A ghost of a smile touches her mouth—barely there, but real.
It guts me more than tears would.
I step closer, crouching beside the couch so I’m level with her.
“You eaten anything?” I ask.
Sloane’s eyes flick away.
That answer is no.
I nod like I already knew. “Okay. We’ll start small. Toast. Something. And if you hate it, you can blame me.”
Her voice is small. “You’re back.”
It isn’t a question.
It’s a fact she needs to say out loud, like it’ll anchor her.
“Yeah,” I tell her. “I’m here.”
Sloane swallows, and her fingers tighten around the blanket. “Okay.”
Just one word.
But it lands like permission.
Like she’s letting me hold some of this.
I reach up slowly, giving her time to flinch, to pull away.
She doesn’t.
So I brush my thumb over her knuckles—light, grounding.

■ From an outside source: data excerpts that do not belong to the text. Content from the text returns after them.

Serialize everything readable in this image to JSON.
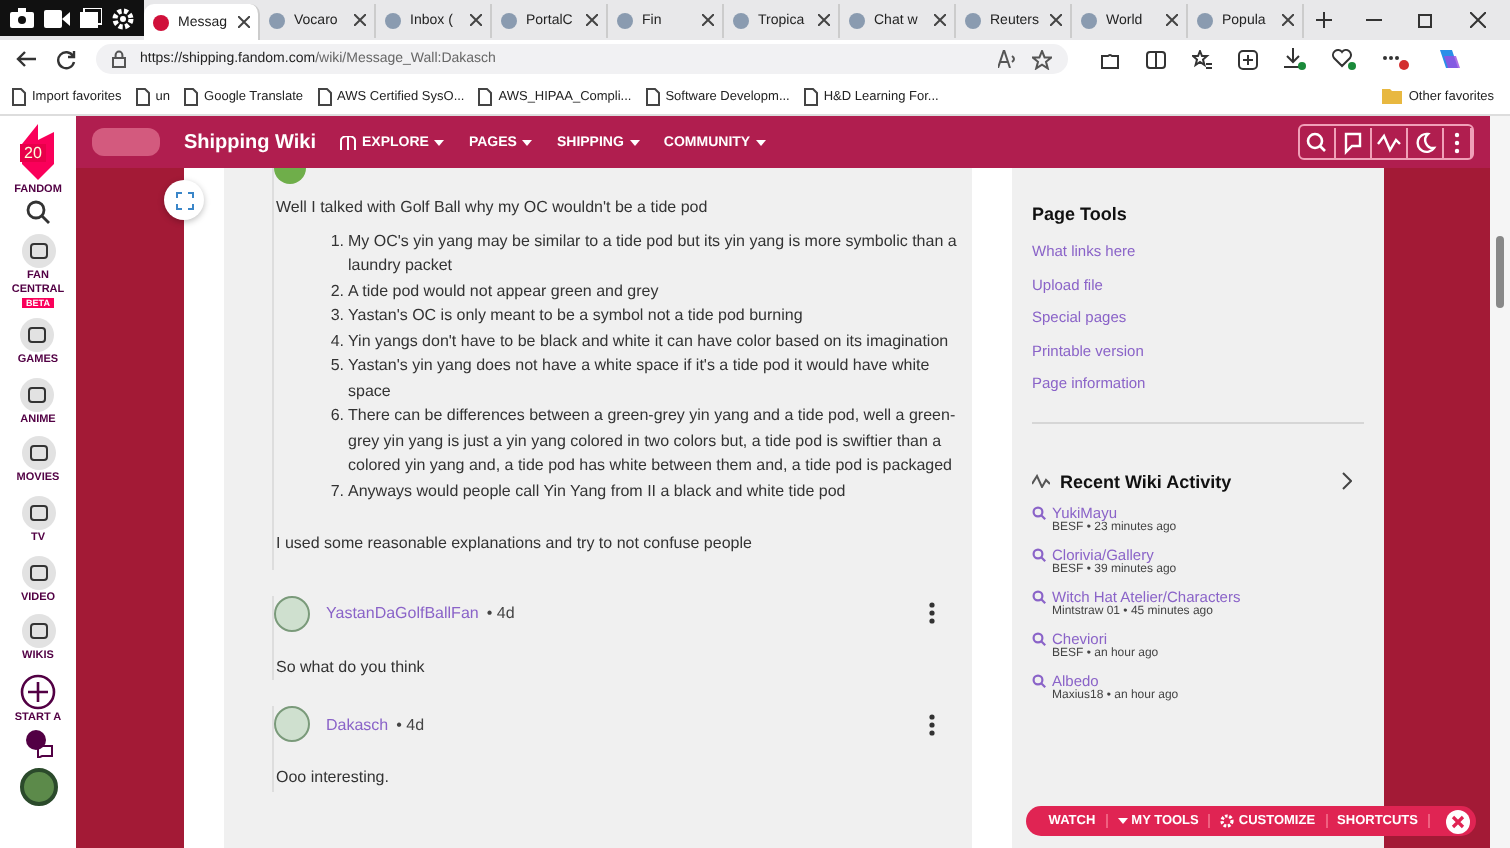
{
  "browser": {
    "tabs": [
      {
        "title": "Messag",
        "selected": true
      },
      {
        "title": "Vocaro",
        "selected": false
      },
      {
        "title": "Inbox (",
        "selected": false
      },
      {
        "title": "PortalC",
        "selected": false
      },
      {
        "title": "Fin",
        "selected": false
      },
      {
        "title": "Tropica",
        "selected": false
      },
      {
        "title": "Chat w",
        "selected": false
      },
      {
        "title": "Reuters",
        "selected": false
      },
      {
        "title": "World",
        "selected": false
      },
      {
        "title": "Popula",
        "selected": false
      }
    ],
    "address": {
      "host": "https://shipping.fandom.com",
      "path": "/wiki/Message_Wall:Dakasch"
    },
    "bookmarks": [
      "Import favorites",
      "un",
      "Google Translate",
      "AWS Certified SysO...",
      "AWS_HIPAA_Compli...",
      "Software Developm...",
      "H&D Learning For..."
    ],
    "other_favorites": "Other favorites"
  },
  "fandom_rail": {
    "badge": "20",
    "brand": "FANDOM",
    "items": [
      {
        "label": "FAN CENTRAL",
        "tag": "BETA",
        "kind": "nav"
      },
      {
        "label": "GAMES",
        "kind": "nav"
      },
      {
        "label": "ANIME",
        "kind": "nav"
      },
      {
        "label": "MOVIES",
        "kind": "nav"
      },
      {
        "label": "TV",
        "kind": "nav"
      },
      {
        "label": "VIDEO",
        "kind": "nav"
      },
      {
        "label": "WIKIS",
        "kind": "nav"
      },
      {
        "label": "START A",
        "kind": "create"
      }
    ]
  },
  "wiki_header": {
    "name": "Shipping Wiki",
    "nav": [
      "EXPLORE",
      "PAGES",
      "SHIPPING",
      "COMMUNITY"
    ]
  },
  "thread": {
    "intro": "Well I talked with Golf Ball why my OC wouldn't be a tide pod",
    "points": [
      {
        "number": "1.",
        "text": "My OC's yin yang may be similar to a tide pod but its yin yang is more symbolic than a laundry packet"
      },
      {
        "number": "2.",
        "text": "A tide pod would not appear green and grey"
      },
      {
        "number": "3.",
        "text": "Yastan's OC is only meant to be a symbol not a tide pod burning"
      },
      {
        "number": "4.",
        "text": "Yin yangs don't have to be black and white it can have color based on its imagination"
      },
      {
        "number": "5.",
        "text": "Yastan's yin yang does not have a white space if it's a tide pod it would have white space"
      },
      {
        "number": "6.",
        "text": "There can be differences between a green-grey yin yang and a tide pod, well a green-grey yin yang is just a yin yang colored in two colors but, a tide pod is swiftier than a colored yin yang and, a tide pod has white between them and, a tide pod is packaged"
      },
      {
        "number": "7.",
        "text": "Anyways would people call Yin Yang from II a black and white tide pod"
      }
    ],
    "outro": "I used some reasonable explanations and try to not confuse people",
    "replies": [
      {
        "author": "YastanDaGolfBallFan",
        "age": "• 4d",
        "text": "So what do you think"
      },
      {
        "author": "Dakasch",
        "age": "• 4d",
        "text": "Ooo interesting."
      }
    ]
  },
  "page_tools": {
    "title": "Page Tools",
    "links": [
      "What links here",
      "Upload file",
      "Special pages",
      "Printable version",
      "Page information"
    ]
  },
  "recent_activity": {
    "title": "Recent Wiki Activity",
    "items": [
      {
        "page": "YukiMayu",
        "meta": "BESF • 23 minutes ago"
      },
      {
        "page": "Clorivia/Gallery",
        "meta": "BESF • 39 minutes ago"
      },
      {
        "page": "Witch Hat Atelier/Characters",
        "meta": "Mintstraw 01 • 45 minutes ago"
      },
      {
        "page": "Cheviori",
        "meta": "BESF • an hour ago"
      },
      {
        "page": "Albedo",
        "meta": "Maxius18 • an hour ago"
      }
    ]
  },
  "toolbar": {
    "items": [
      {
        "label": "WATCH",
        "kind": "plain"
      },
      {
        "label": "MY TOOLS",
        "kind": "menu"
      },
      {
        "label": "CUSTOMIZE",
        "kind": "settings"
      },
      {
        "label": "SHORTCUTS",
        "kind": "plain"
      }
    ]
  }
}
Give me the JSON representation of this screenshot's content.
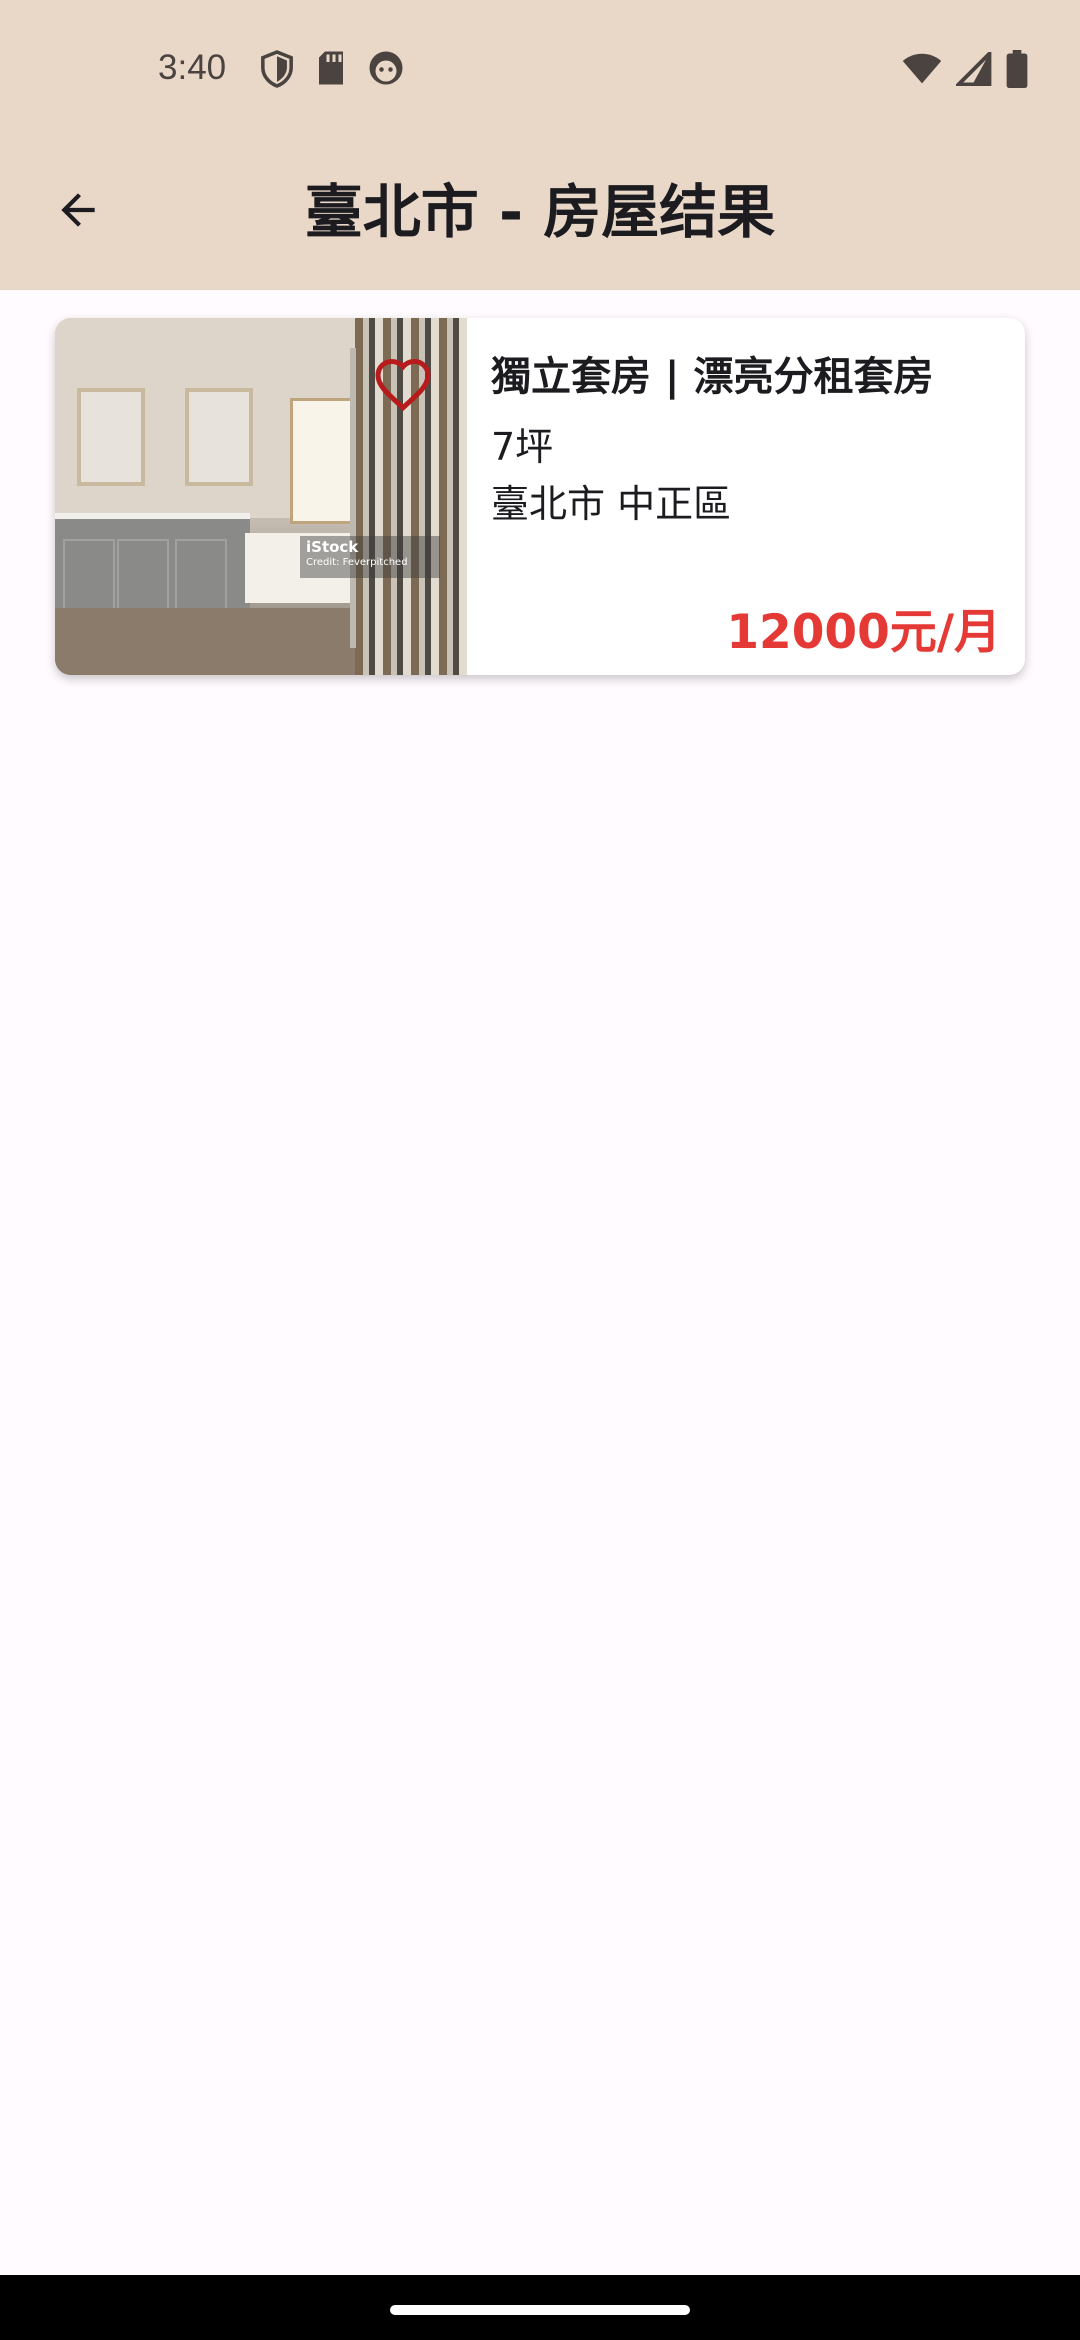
{
  "status_bar": {
    "time": "3:40",
    "left_icons": [
      "shield-icon",
      "sd-card-icon",
      "face-icon"
    ],
    "right_icons": [
      "wifi-icon",
      "signal-icon",
      "battery-icon"
    ]
  },
  "app_bar": {
    "title": "臺北市 - 房屋结果",
    "back_icon": "arrow-back-icon"
  },
  "listings": [
    {
      "title": "獨立套房 | 漂亮分租套房",
      "size": "7坪",
      "location": "臺北市 中正區",
      "price": "12000元/月",
      "image_watermark": {
        "brand": "iStock",
        "credit": "Credit: Feverpitched"
      },
      "favorite_icon": "heart-outline-icon",
      "favorite": false
    }
  ],
  "colors": {
    "app_bar_bg": "#e9d7c8",
    "page_bg": "#fffbfe",
    "price": "#e53935",
    "favorite": "#b71c1c"
  }
}
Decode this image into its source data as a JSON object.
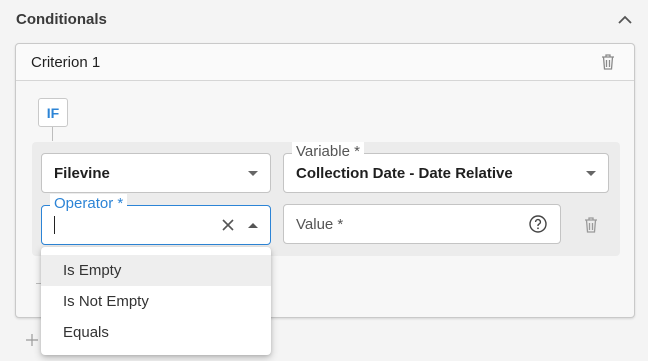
{
  "section": {
    "title": "Conditionals",
    "collapse_icon": "chevron-up-icon"
  },
  "criterion": {
    "title": "Criterion 1",
    "delete_icon": "trash-icon"
  },
  "if_badge": "IF",
  "fields": {
    "source": {
      "value": "Filevine"
    },
    "variable": {
      "label": "Variable *",
      "value": "Collection Date - Date Relative"
    },
    "operator": {
      "label": "Operator *",
      "value": ""
    },
    "value_field": {
      "label": "Value *"
    }
  },
  "operator_options": [
    "Is Empty",
    "Is Not Empty",
    "Equals"
  ],
  "highlighted_option": "Is Empty",
  "colors": {
    "accent": "#2c84d6",
    "border": "#c4c4c4",
    "background": "#f4f4f4"
  }
}
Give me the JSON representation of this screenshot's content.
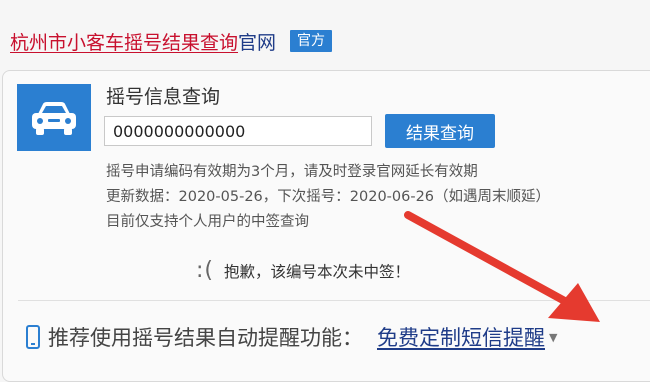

And in my head, the future still roars.
Chicago might call.
The draft might change everything for Beck.
My dream might crack open again.
But right now—right now the only thing I’m certain of is this:
Sloane Rhodes is still breathing.
And if I can help her keep doing that, I will.
Even if it costs me everything I thought I was supposed to want.